A visão romantizada da escola tradicional, com alunos asseados e professores bem-instruídos, não é totalmente falsa. Mas ela retrata apenas uma parte da realidade daquele tempo: a das zonas urbanas nos estados mais ricos. Há um século, 70% da população brasileira vivia no campo. E, no cômputo geral, uma minoria das crianças ia à escola. No Paraná, aproximadamente 20% das crianças em idade escolar de fato frequentavam uma instituição de ensino no ano de 1914, segundo estimativa das autoridades da época.

Além disso, o sistema era amplamente descentralizado. Cada estado decidia como gerir seu modelo educacional e o currículo em sala de aula. Até 1930, não existia nem mesmo Ministério da Educação. Ali, teve início uma tendência centralizadora que se acentuaria nos anos 1960, com a Lei de Diretrizes e Bases da Educação.

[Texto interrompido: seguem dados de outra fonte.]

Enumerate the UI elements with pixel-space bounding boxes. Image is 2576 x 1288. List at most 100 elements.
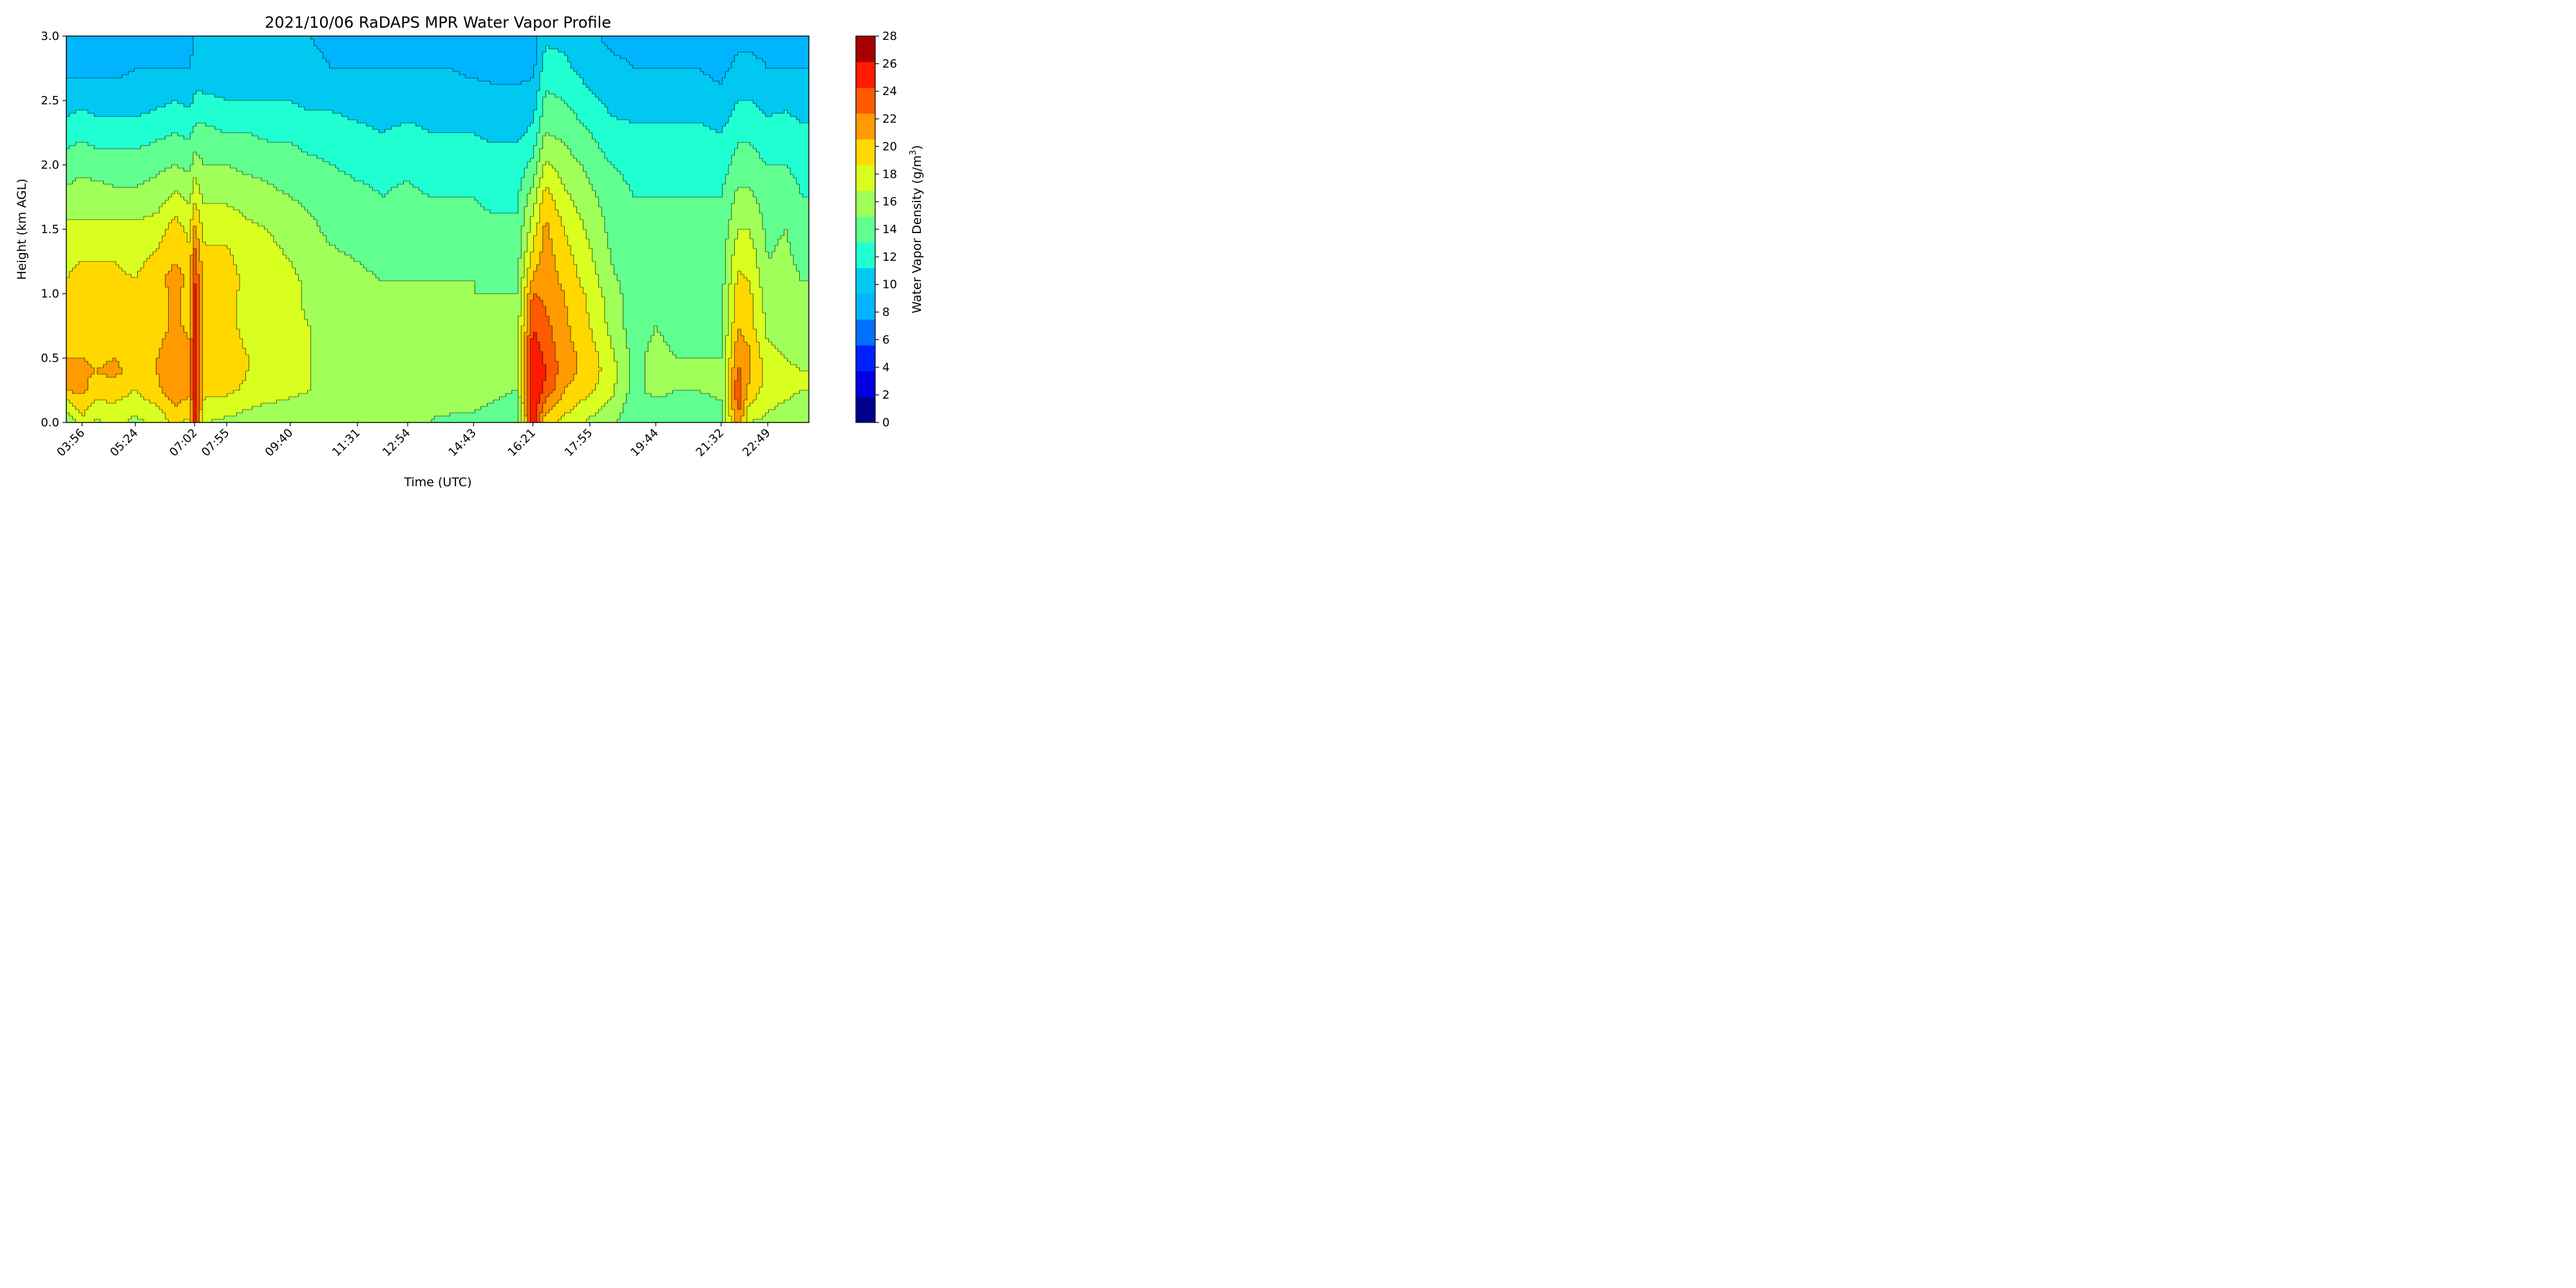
contour-cell (667, 91, 670, 95)
contour-cell (255, 65, 259, 69)
contour-cell (187, 71, 191, 75)
contour-cell (391, 43, 395, 46)
contour-cell (450, 88, 454, 91)
contour-cell (165, 59, 169, 62)
contour-cell (190, 59, 194, 62)
contour-cell (196, 81, 200, 85)
contour-cell (319, 84, 324, 88)
contour-cell (484, 84, 488, 88)
contour-cell (598, 81, 602, 85)
contour-cell (586, 97, 590, 101)
contour-cell (348, 62, 352, 66)
contour-cell (292, 39, 296, 43)
contour-cell (540, 94, 544, 98)
contour-cell (790, 65, 794, 69)
contour-cell (781, 94, 785, 98)
contour-cell (499, 91, 503, 95)
contour-cell (806, 36, 809, 40)
contour-cell (484, 100, 488, 104)
contour-cell (79, 68, 82, 72)
contour-cell (350, 91, 355, 95)
contour-cell (134, 52, 138, 56)
contour-cell (295, 52, 299, 56)
contour-cell (731, 81, 735, 85)
contour-cell (762, 46, 766, 50)
contour-cell (499, 43, 503, 46)
contour-cell (140, 52, 144, 56)
contour-cell (515, 52, 518, 56)
contour-cell (431, 94, 435, 98)
contour-cell (79, 100, 82, 104)
contour-cell (258, 43, 262, 46)
contour-cell (255, 43, 259, 46)
contour-cell (332, 97, 336, 101)
contour-cell (549, 43, 553, 46)
contour-cell (236, 55, 240, 59)
contour-cell (329, 94, 333, 98)
contour-cell (304, 52, 308, 56)
contour-cell (672, 36, 677, 40)
contour-cell (592, 46, 596, 50)
contour-cell (338, 59, 343, 62)
contour-cell (477, 88, 482, 91)
contour-cell (196, 43, 200, 46)
contour-cell (450, 62, 454, 66)
contour-cell (768, 52, 772, 56)
contour-cell (252, 100, 256, 104)
contour-cell (354, 43, 358, 46)
contour-cell (314, 97, 317, 101)
contour-cell (450, 91, 454, 95)
contour-cell (323, 100, 327, 104)
contour-cell (561, 46, 565, 50)
contour-cell (255, 55, 259, 59)
contour-cell (527, 62, 531, 66)
contour-cell (205, 65, 209, 69)
contour-cell (144, 39, 147, 43)
contour-cell (249, 75, 252, 79)
contour-cell (741, 39, 744, 43)
contour-cell (527, 100, 531, 104)
contour-cell (180, 71, 185, 75)
contour-cell (561, 36, 565, 40)
contour-cell (199, 78, 203, 82)
contour-cell (255, 97, 259, 101)
contour-cell (515, 43, 518, 46)
contour-cell (589, 39, 593, 43)
contour-cell (187, 97, 191, 101)
contour-cell (509, 81, 513, 85)
contour-cell (382, 100, 386, 104)
contour-cell (650, 91, 655, 95)
contour-cell (536, 59, 540, 62)
contour-cell (410, 39, 413, 43)
contour-cell (765, 62, 770, 66)
contour-cell (734, 46, 739, 50)
contour-cell (509, 100, 513, 104)
contour-cell (688, 46, 692, 50)
contour-cell (332, 65, 336, 69)
contour-cell (422, 97, 426, 101)
contour-cell (242, 59, 247, 62)
contour-cell (549, 65, 553, 69)
contour-cell (75, 78, 79, 82)
contour-cell (506, 52, 509, 56)
contour-cell (140, 84, 144, 88)
contour-cell (125, 81, 129, 85)
contour-cell (629, 75, 633, 79)
contour-cell (171, 84, 175, 88)
contour-cell (301, 46, 305, 50)
contour-cell (660, 100, 664, 104)
contour-cell (403, 52, 408, 56)
contour-cell (676, 71, 679, 75)
contour-cell (542, 97, 547, 101)
contour-cell (502, 39, 506, 43)
contour-cell (249, 59, 252, 62)
contour-cell (335, 88, 339, 91)
contour-cell (307, 39, 312, 43)
contour-cell (775, 91, 779, 95)
contour-cell (459, 55, 463, 59)
contour-cell (667, 59, 670, 62)
contour-cell (366, 55, 370, 59)
contour-cell (317, 81, 321, 85)
contour-cell (493, 59, 497, 62)
contour-cell (648, 62, 652, 66)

Na década de 1920, a escola, em muitos aspectos, pouco diferia daquela dos jesuítas, os fundadores das primeiras instituições de ensino brasileiras. A Igreja Católica ainda exercia, direta ou indiretamente, uma grande influência sobre o sistema de ensino. Mesmo com a criação de escolas públicas, no período do império, o modelo tradicional se manteve: a leitura e a aritmética eram as bases do ensino, acompanhadas de algum ensino moral ou religioso e, posteriormente, de noções de história e geografia. A educação física era rara.

Em 1921, a revista “A Escola Primária", publicada no Rio de Janeiro para auxiliar o trabalho em sala de aula, instruía os professores: "O ensino deve ser dado em aula, em conjunto, em turmas de oito ou dez alunos, lendo o professor no quadro mural a lição do dia, fazendo os alunos, em conjunto e depois cada um de por si, repetirem-na muitas vezes e em voz alta. Reproduzindo-a depois o docente por escrito e por partes no quadro preto, faça os alunos copiar as letras, as sílabas, as palavras, as sentenças uma e muitas vezes, até que possa passar ao ditado (também no quadro preto) dessas mesmas ou de outras combinações semelhantes.”

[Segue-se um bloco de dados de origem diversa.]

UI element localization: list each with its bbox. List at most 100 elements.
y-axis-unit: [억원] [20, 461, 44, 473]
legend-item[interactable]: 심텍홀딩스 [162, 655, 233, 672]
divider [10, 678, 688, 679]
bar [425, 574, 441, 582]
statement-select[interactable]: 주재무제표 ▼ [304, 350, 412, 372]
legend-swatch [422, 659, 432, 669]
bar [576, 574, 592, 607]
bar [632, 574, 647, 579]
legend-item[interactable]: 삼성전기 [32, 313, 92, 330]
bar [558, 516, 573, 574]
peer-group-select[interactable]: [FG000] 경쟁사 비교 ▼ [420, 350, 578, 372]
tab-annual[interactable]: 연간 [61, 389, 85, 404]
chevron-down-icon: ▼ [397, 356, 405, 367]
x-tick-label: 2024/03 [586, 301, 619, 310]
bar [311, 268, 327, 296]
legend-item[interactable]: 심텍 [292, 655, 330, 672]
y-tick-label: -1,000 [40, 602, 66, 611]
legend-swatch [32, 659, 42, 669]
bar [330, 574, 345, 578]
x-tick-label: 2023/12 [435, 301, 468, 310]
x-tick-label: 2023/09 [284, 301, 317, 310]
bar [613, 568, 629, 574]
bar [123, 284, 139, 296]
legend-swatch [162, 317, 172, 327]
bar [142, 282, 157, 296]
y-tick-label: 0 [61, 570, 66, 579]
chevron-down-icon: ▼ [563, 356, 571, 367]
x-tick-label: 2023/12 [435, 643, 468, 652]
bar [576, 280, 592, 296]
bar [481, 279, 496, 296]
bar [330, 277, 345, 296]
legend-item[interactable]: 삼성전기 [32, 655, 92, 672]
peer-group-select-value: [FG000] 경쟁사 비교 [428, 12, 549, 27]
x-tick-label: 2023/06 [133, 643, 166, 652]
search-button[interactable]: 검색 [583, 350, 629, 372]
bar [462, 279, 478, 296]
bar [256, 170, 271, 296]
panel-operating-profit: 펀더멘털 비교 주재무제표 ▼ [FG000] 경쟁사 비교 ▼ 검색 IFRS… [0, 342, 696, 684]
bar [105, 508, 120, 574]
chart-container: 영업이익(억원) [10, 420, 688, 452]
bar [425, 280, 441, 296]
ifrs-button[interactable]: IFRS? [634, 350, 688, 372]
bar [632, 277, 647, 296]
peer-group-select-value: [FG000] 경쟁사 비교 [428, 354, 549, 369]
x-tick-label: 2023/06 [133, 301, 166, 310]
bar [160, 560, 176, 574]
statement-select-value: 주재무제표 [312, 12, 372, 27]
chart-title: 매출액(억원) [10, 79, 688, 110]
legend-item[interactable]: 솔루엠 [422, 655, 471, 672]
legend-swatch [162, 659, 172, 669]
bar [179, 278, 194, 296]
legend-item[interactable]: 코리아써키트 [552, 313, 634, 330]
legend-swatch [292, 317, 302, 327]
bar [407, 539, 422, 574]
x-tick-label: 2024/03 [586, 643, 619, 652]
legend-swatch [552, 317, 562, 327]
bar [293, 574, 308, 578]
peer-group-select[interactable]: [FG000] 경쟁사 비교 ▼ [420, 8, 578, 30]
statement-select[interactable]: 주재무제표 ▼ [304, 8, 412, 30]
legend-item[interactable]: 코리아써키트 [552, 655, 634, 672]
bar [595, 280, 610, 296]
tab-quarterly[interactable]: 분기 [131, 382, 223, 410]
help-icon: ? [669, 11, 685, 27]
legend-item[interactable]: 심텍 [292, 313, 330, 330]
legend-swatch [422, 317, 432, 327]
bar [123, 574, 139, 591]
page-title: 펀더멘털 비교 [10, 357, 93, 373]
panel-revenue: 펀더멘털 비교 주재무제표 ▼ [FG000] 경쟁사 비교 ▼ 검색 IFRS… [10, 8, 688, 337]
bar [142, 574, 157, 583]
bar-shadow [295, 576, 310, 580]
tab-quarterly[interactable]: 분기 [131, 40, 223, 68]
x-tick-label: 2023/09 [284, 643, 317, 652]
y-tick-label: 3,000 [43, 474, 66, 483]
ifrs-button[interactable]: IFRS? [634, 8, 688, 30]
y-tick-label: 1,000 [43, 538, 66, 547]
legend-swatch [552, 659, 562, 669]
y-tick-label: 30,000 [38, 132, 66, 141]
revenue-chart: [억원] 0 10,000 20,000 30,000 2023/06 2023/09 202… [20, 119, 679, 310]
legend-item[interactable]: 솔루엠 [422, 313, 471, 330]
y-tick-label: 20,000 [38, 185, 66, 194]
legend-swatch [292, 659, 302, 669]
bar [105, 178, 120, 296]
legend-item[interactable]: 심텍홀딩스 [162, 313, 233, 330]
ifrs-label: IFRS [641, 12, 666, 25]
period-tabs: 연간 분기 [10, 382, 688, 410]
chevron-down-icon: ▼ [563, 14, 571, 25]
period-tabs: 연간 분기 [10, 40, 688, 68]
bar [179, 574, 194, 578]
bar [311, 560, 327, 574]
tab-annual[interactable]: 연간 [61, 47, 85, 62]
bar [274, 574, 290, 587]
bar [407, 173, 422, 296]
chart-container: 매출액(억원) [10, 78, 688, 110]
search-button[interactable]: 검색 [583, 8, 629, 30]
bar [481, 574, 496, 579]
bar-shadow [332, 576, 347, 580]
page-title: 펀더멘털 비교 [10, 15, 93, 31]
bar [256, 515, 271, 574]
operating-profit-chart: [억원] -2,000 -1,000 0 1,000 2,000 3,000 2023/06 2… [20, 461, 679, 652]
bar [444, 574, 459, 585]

Quando eram ensinadas, a geografia e a história tinham como objetivo principal não o desenvolvimento do “senso crítico” em crianças que pouco sabem sobre a origem do próprio país, mas pretendiam situar o aluno no espaço e fornecer bons exemplos de conduta. Em uma lição sobre a Proclamação da República, por exemplo, o material é simpático a Dom Pedro II apesar de celebrar o fim da monarquia: “Diga a mestra que o nosso imperador, Pedro II, era bondoso, justo e sábio, cercava-se mesmo de brasileiros ilustres, muitos dos quais prestaram relevantes serviços à Pátria, mas o mal estava na forma de governo", orienta o material, também publicado em 1921 por “A Escola Primária”.

Como o sistema era descentralizado, alguns estados adotavam currículos diferentes. No Paraná, por exemplo, há pouco mais de um século, o governo estadual introduziu aulas de higiene pessoal, política, agronomia e economia doméstica. Mas a maior autonomia não escondia os problemas do sistema de ensino.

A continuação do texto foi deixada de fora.